Uzun bir aradan sonra, 1980’lerin sonunda Bulgaristan Türk edebiyatı üzerine kitaplar yayınlamaya başlandı. Bunlar Türkiye’de basılmış eserlerdir. T. C. Kültür Bakanlığı N. Hafız’ın Bulgaristan’da Çağdaş Türk Edebiyatı Antolojisi başlıklı üç ciltlik eserini yayınladı.[6] 1990’ların ikinci yarısında Kültür Bakanlığı’nca iki antoloji yayınlanmıştır. Birincisi, Niyazi Hüseyin Bahtiyar’ın hazırladığı Çağdaş Rodop Türk Şairlerinden Esintiler (Atoloji),[7] ikincisi de Başlangıcından Günümüze Kadar Türkiye Dışındaki Türk Edebiyatları Antolojisi (Nesir-Nazım) serisinin sekizinci cildini oluşturan Bulgaristan Türk Edebiyatı[8] başlıklı eserleri yayınlamıştır. Bu cilt Hayriye Süleymanoğlu Yenisoy tarafından hazırlanmıştır.
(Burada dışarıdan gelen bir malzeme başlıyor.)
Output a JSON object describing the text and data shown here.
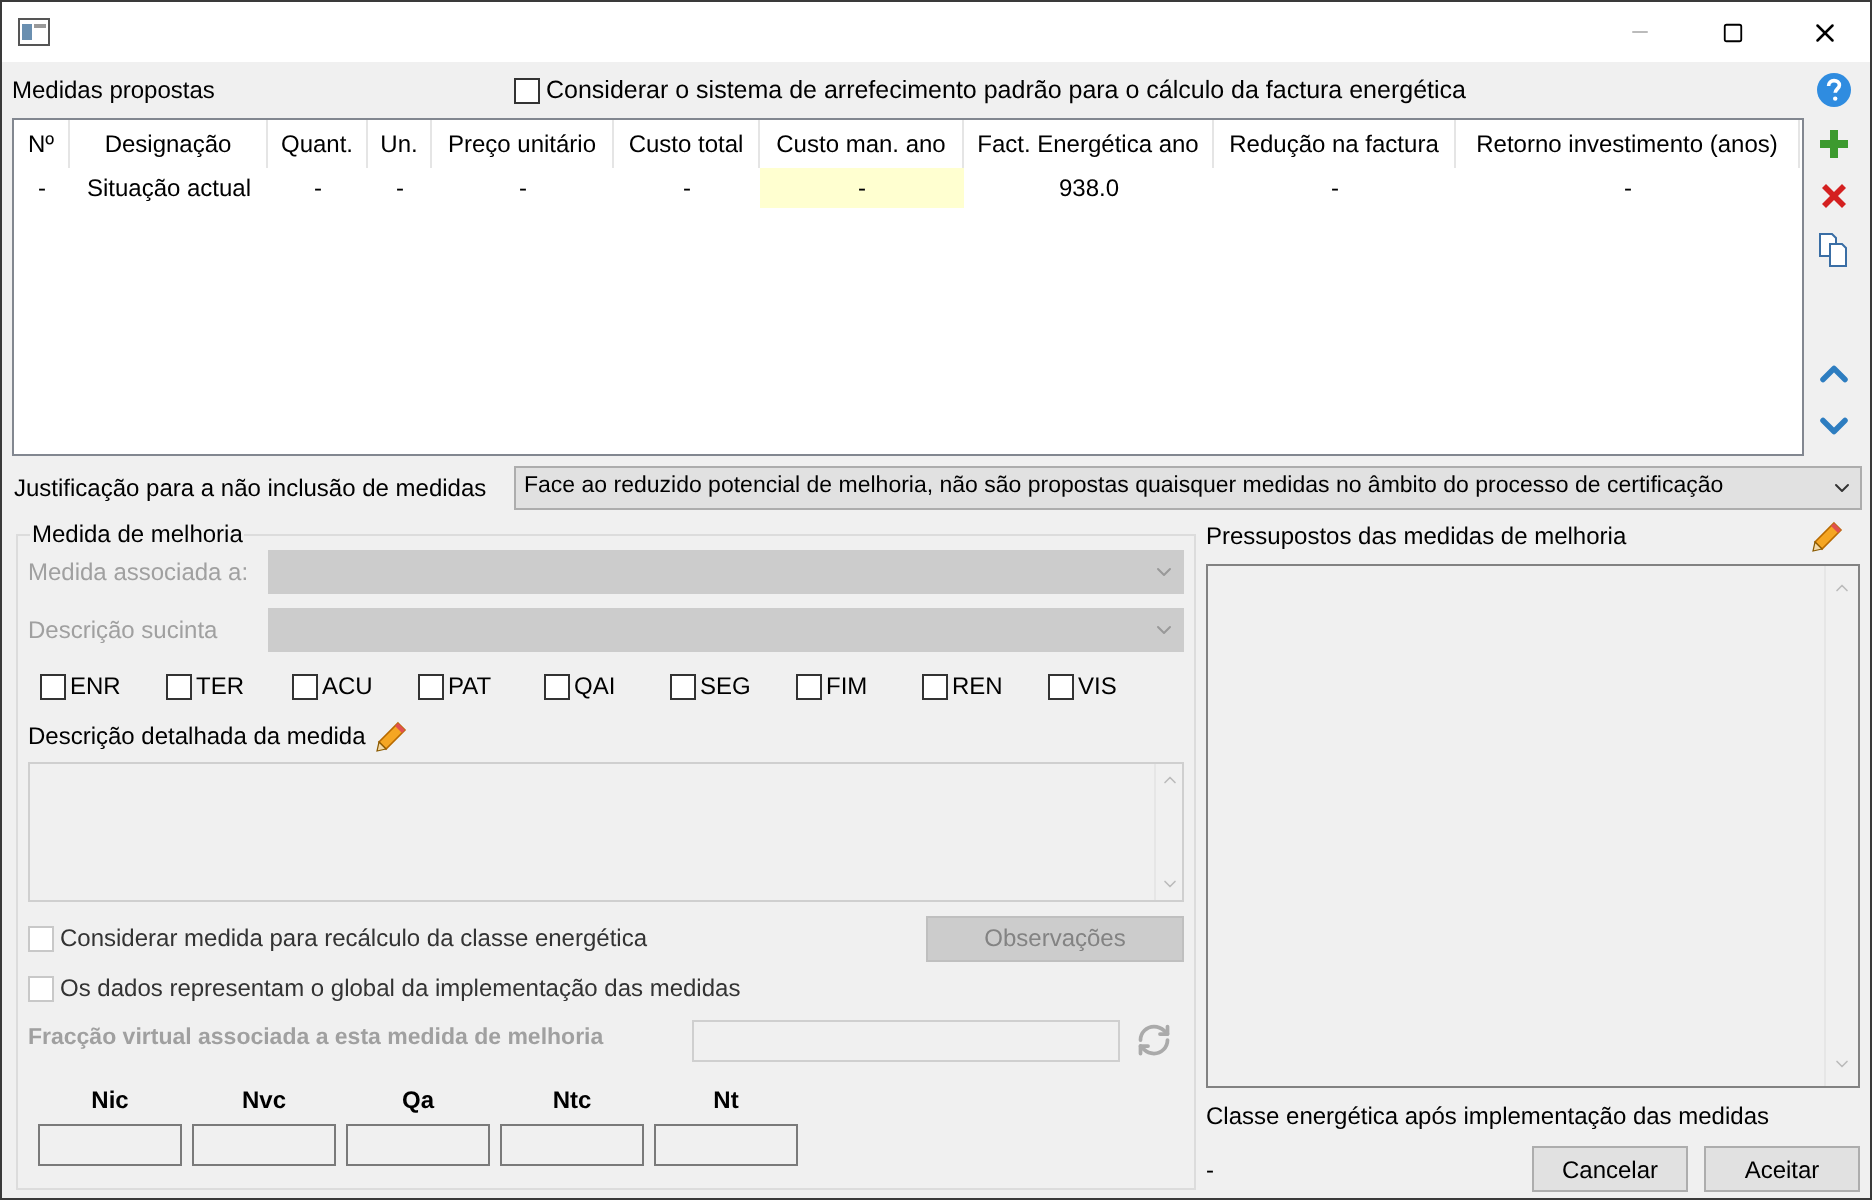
{
  "header": {
    "label": "Medidas propostas",
    "default_cooling": {
      "label": "Considerar o sistema de arrefecimento padrão para o cálculo da factura energética",
      "checked": false
    }
  },
  "table": {
    "columns": [
      "Nº",
      "Designação",
      "Quant.",
      "Un.",
      "Preço unitário",
      "Custo total",
      "Custo man. ano",
      "Fact. Energética ano",
      "Redução na factura",
      "Retorno investimento (anos)"
    ],
    "rows": [
      {
        "cells": [
          {
            "text": "-",
            "highlighted": false
          },
          {
            "text": "Situação actual",
            "highlighted": false
          },
          {
            "text": "-",
            "highlighted": false
          },
          {
            "text": "-",
            "highlighted": false
          },
          {
            "text": "-",
            "highlighted": false
          },
          {
            "text": "-",
            "highlighted": false
          },
          {
            "text": "-",
            "highlighted": true
          },
          {
            "text": "938.0",
            "highlighted": false
          },
          {
            "text": "-",
            "highlighted": false
          },
          {
            "text": "-",
            "highlighted": false
          }
        ]
      }
    ]
  },
  "justification": {
    "label": "Justificação para a não inclusão de medidas",
    "value": "Face ao reduzido potencial de melhoria, não são propostas quaisquer medidas no âmbito do processo de certificação"
  },
  "measure": {
    "title": "Medida de melhoria",
    "associated": {
      "label": "Medida associada a:",
      "disabled": true
    },
    "short_description": {
      "label": "Descrição sucinta",
      "disabled": true
    },
    "categories": [
      {
        "label": "ENR",
        "checked": false
      },
      {
        "label": "TER",
        "checked": false
      },
      {
        "label": "ACU",
        "checked": false
      },
      {
        "label": "PAT",
        "checked": false
      },
      {
        "label": "QAI",
        "checked": false
      },
      {
        "label": "SEG",
        "checked": false
      },
      {
        "label": "FIM",
        "checked": false
      },
      {
        "label": "REN",
        "checked": false
      },
      {
        "label": "VIS",
        "checked": false
      }
    ],
    "detail_label": "Descrição detalhada da medida",
    "recalc": {
      "label": "Considerar medida para recálculo da classe energética",
      "checked": false
    },
    "observations_button": {
      "label": "Observações",
      "disabled": true
    },
    "global": {
      "label": "Os dados representam o global da implementação das medidas",
      "checked": false
    },
    "virtual_fraction": {
      "label": "Fracção virtual associada a esta medida de melhoria",
      "disabled": true
    },
    "indicators": [
      "Nic",
      "Nvc",
      "Qa",
      "Ntc",
      "Nt"
    ]
  },
  "assumptions": {
    "label": "Pressupostos das medidas de melhoria"
  },
  "class_after": {
    "label": "Classe energética após implementação das medidas",
    "value": "-"
  },
  "buttons": [
    {
      "label": "Cancelar"
    },
    {
      "label": "Aceitar"
    }
  ]
}
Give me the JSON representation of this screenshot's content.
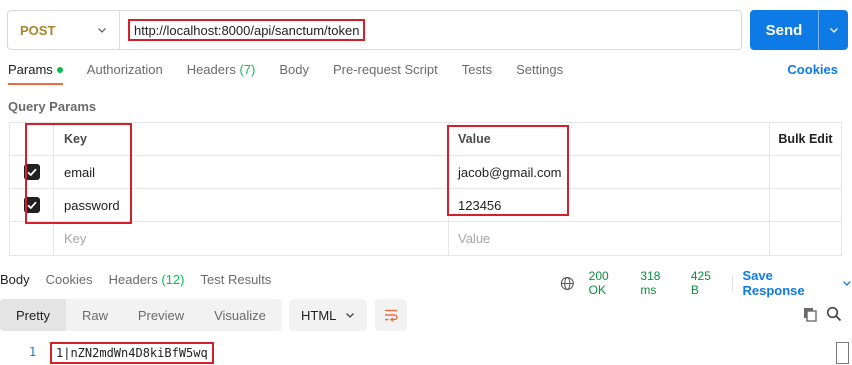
{
  "request": {
    "method": "POST",
    "url": "http://localhost:8000/api/sanctum/token",
    "send_label": "Send"
  },
  "tabs": [
    {
      "label": "Params",
      "active": true
    },
    {
      "label": "Authorization"
    },
    {
      "label": "Headers",
      "count": "(7)"
    },
    {
      "label": "Body"
    },
    {
      "label": "Pre-request Script"
    },
    {
      "label": "Tests"
    },
    {
      "label": "Settings"
    }
  ],
  "cookies_label": "Cookies",
  "query_params": {
    "title": "Query Params",
    "headers": {
      "key": "Key",
      "value": "Value",
      "bulk_edit": "Bulk Edit"
    },
    "rows": [
      {
        "checked": true,
        "key": "email",
        "value": "jacob@gmail.com"
      },
      {
        "checked": true,
        "key": "password",
        "value": "123456"
      }
    ],
    "placeholder": {
      "key": "Key",
      "value": "Value"
    }
  },
  "response": {
    "tabs": [
      {
        "label": "Body",
        "active": true
      },
      {
        "label": "Cookies"
      },
      {
        "label": "Headers",
        "count": "(12)"
      },
      {
        "label": "Test Results"
      }
    ],
    "status": "200 OK",
    "time": "318 ms",
    "size": "425 B",
    "save_label": "Save Response",
    "view_modes": [
      "Pretty",
      "Raw",
      "Preview",
      "Visualize"
    ],
    "format": "HTML",
    "line_number": "1",
    "body_line": "1|nZN2mdWn4D8kiBfW5wq"
  },
  "colors": {
    "accent": "#0e7ae6",
    "method": "#a8842a",
    "active_tab": "#f26b3a",
    "success": "#0cbb52",
    "highlight": "#d3202a"
  }
}
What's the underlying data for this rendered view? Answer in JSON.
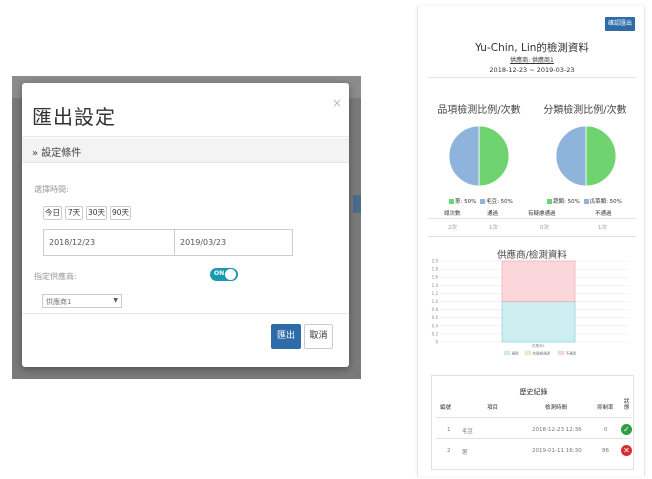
{
  "export_dialog": {
    "title": "匯出設定",
    "close_icon": "×",
    "section_label": "» 設定條件",
    "time_label": "選擇時間:",
    "quick_ranges": [
      "今日",
      "7天",
      "30天",
      "90天"
    ],
    "date_from": "2018/12/23",
    "date_separator": "~",
    "date_to": "2019/03/23",
    "supplier_label": "指定供應商:",
    "toggle_text": "ON",
    "toggle_on": true,
    "supplier_select": "供應商1",
    "export_button": "匯出",
    "cancel_button": "取消",
    "primary_color": "#2d6ca8",
    "toggle_color": "#1a9ab0"
  },
  "report": {
    "print_button": "確認匯出",
    "title": "Yu-Chin, Lin的檢測資料",
    "subtitle": "供應商: 供應商1",
    "date_range": "2018-12-23 ~ 2019-03-23",
    "pie_left": {
      "title": "品項檢測比例/次數",
      "legend": [
        "蔥: 50%",
        "毛豆: 50%"
      ],
      "stats_headers": [
        "總次數",
        "通過"
      ],
      "stats_values": [
        "2次",
        "1次"
      ]
    },
    "pie_right": {
      "title": "分類檢測比例/次數",
      "legend": [
        "蔬類: 50%",
        "瓜菜類: 50%"
      ],
      "stats_headers": [
        "有疑慮通過",
        "不通過"
      ],
      "stats_values": [
        "0次",
        "1次"
      ]
    },
    "bar_chart_title": "供應商/檢測資料",
    "history": {
      "title": "歷史紀錄",
      "headers": [
        "編號",
        "項目",
        "檢測時間",
        "抑制率",
        "狀態"
      ],
      "rows": [
        {
          "no": "1",
          "item": "毛豆",
          "time": "2018-12-23 12:36",
          "rate": "0",
          "status": "pass"
        },
        {
          "no": "2",
          "item": "蔥",
          "time": "2019-01-11 16:30",
          "rate": "86",
          "status": "fail"
        }
      ]
    },
    "colors": {
      "green": "#6fd46f",
      "blue": "#8fb4dc",
      "pass": "#2e9e3e",
      "fail": "#d92b2b"
    }
  },
  "chart_data": [
    {
      "type": "pie",
      "title": "品項檢測比例/次數",
      "labels": [
        "蔥",
        "毛豆"
      ],
      "values": [
        50,
        50
      ],
      "colors": [
        "#6fd46f",
        "#8fb4dc"
      ]
    },
    {
      "type": "pie",
      "title": "分類檢測比例/次數",
      "labels": [
        "蔬類",
        "瓜菜類"
      ],
      "values": [
        50,
        50
      ],
      "colors": [
        "#6fd46f",
        "#8fb4dc"
      ]
    },
    {
      "type": "bar",
      "title": "供應商/檢測資料",
      "categories": [
        "供應商1"
      ],
      "series": [
        {
          "name": "通過",
          "values": [
            1
          ],
          "color": "#cdeef1"
        },
        {
          "name": "有疑慮通過",
          "values": [
            0
          ],
          "color": "#fbe7c4"
        },
        {
          "name": "不通過",
          "values": [
            1
          ],
          "color": "#fbd7dc"
        }
      ],
      "stacked": true,
      "ylim": [
        0,
        2
      ],
      "yticks": [
        "0",
        "0.2",
        "0.4",
        "0.6",
        "0.8",
        "1.0",
        "1.2",
        "1.4",
        "1.6",
        "1.8",
        "2.0"
      ],
      "grid": true,
      "legend_position": "bottom"
    }
  ]
}
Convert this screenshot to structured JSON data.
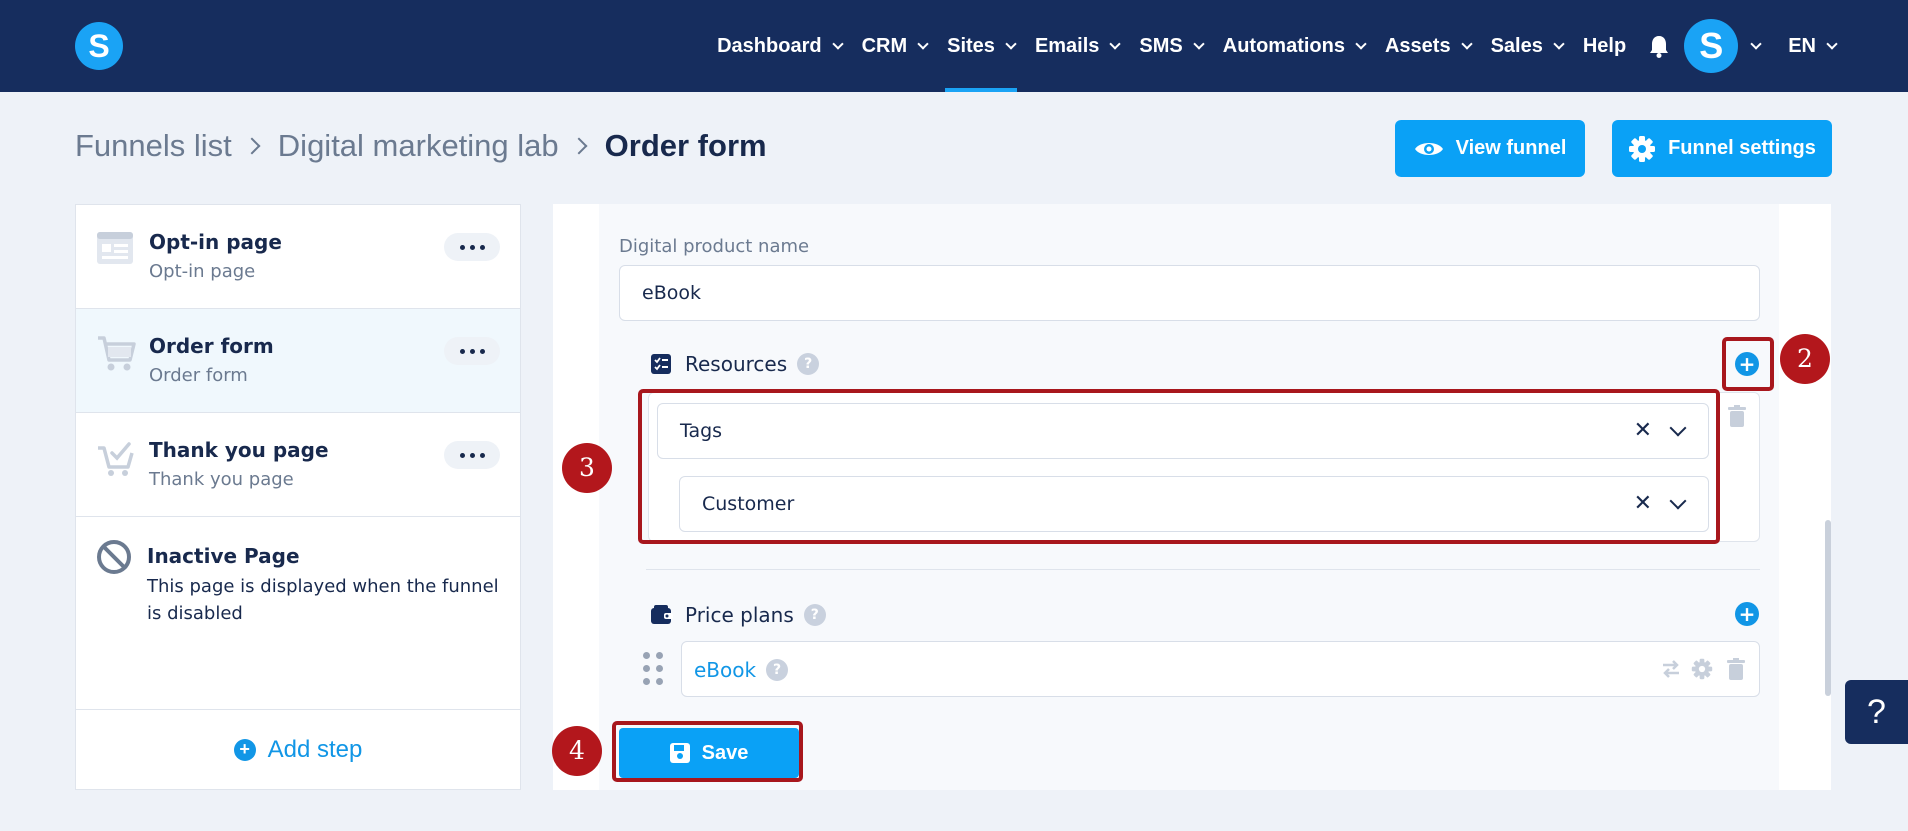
{
  "app": {
    "logo_letter": "S"
  },
  "nav": {
    "items": [
      {
        "label": "Dashboard",
        "has_dropdown": true,
        "active": false
      },
      {
        "label": "CRM",
        "has_dropdown": true,
        "active": false
      },
      {
        "label": "Sites",
        "has_dropdown": true,
        "active": true
      },
      {
        "label": "Emails",
        "has_dropdown": true,
        "active": false
      },
      {
        "label": "SMS",
        "has_dropdown": true,
        "active": false
      },
      {
        "label": "Automations",
        "has_dropdown": true,
        "active": false
      },
      {
        "label": "Assets",
        "has_dropdown": true,
        "active": false
      },
      {
        "label": "Sales",
        "has_dropdown": true,
        "active": false
      },
      {
        "label": "Help",
        "has_dropdown": false,
        "active": false
      }
    ],
    "avatar_letter": "S",
    "language": "EN",
    "accent_color": "#1aa3f5",
    "bar_color": "#162d5e"
  },
  "breadcrumb": {
    "items": [
      "Funnels list",
      "Digital marketing lab"
    ],
    "current": "Order form"
  },
  "header_actions": {
    "view_funnel": "View funnel",
    "funnel_settings": "Funnel settings"
  },
  "sidebar": {
    "steps": [
      {
        "title": "Opt-in page",
        "subtitle": "Opt-in page",
        "icon": "opt-in-page-icon"
      },
      {
        "title": "Order form",
        "subtitle": "Order form",
        "icon": "cart-icon",
        "active": true
      },
      {
        "title": "Thank you page",
        "subtitle": "Thank you page",
        "icon": "cart-check-icon"
      }
    ],
    "inactive": {
      "title": "Inactive Page",
      "description": "This page is displayed when the funnel is disabled"
    },
    "add_step": "Add step"
  },
  "form": {
    "product_name_label": "Digital product name",
    "product_name_value": "eBook",
    "resources_title": "Resources",
    "resources": {
      "type": "Tags",
      "value": "Customer"
    },
    "price_plans_title": "Price plans",
    "price_plan": "eBook",
    "save": "Save"
  },
  "annotations": {
    "add_resource": "2",
    "resources_box": "3",
    "save": "4",
    "color": "#a8171d"
  },
  "help_fab": "?"
}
T.C. Kültür Bakanlığı’nın yayınlarının yanı sıra Türkiye’de Bulgaristan Türk edebiyatına ilişkin başka araştırmalar ve antolojiler de yayınlandı. 1988’de Mehmet Çavuş, 20. Yüzyıl Bulgaristan Türkleri Şiiri (Antoloji)[9] eserini İstanbul’da yayınladı. 1996’da Bulgaristan Türkleri Şiiri başlıklı yazısı Türk Dili Dergisi’nde basıldı.[10] Mustafa İsen’in Ötelerden Bir Ses[11] başlıklı kitabı baskıdan çıktı ve burada Bulgaristan Türk edebiyatına ait yazı da bulunmaktadır. Türkiye’de çıkan Bizim Anayurt Gazetesi ve Balkanlar’da Türk Kültürü, Balkanlar’ın Sesi Kardeş Edebiyatlar, Tuna, Tuna Boyu vb. dergilerde, Sofya’da 1991-1998 yılları arasında çıkan Hak ve Özgürlük Gazetesinde, Filiz gazetesinde Ümit dergisinde ve özellikle 2000 yılında çıkmaya başlayan Kaynak dergisinde Bulgaristan Türk edebiyatına ilişkin araştırmalar vardır. Bu yazıların altında sık sık Muharrem Tahsin’in, Sabri İbrahim Alagöz’ün, İsmail A. Çavuş’un, Osman Aziz’in vb. imzaları bulunmaktadır. Son yıllarda düzenlenmekte olan birçok uluslararası kongre ve sempozyumlarda okunan bildiriler derlemelerinde İbrahim Tatarlı, Hayriye Süleymanoğlu Yenisoy vb. araştırmacıların da adları yer almaktadır.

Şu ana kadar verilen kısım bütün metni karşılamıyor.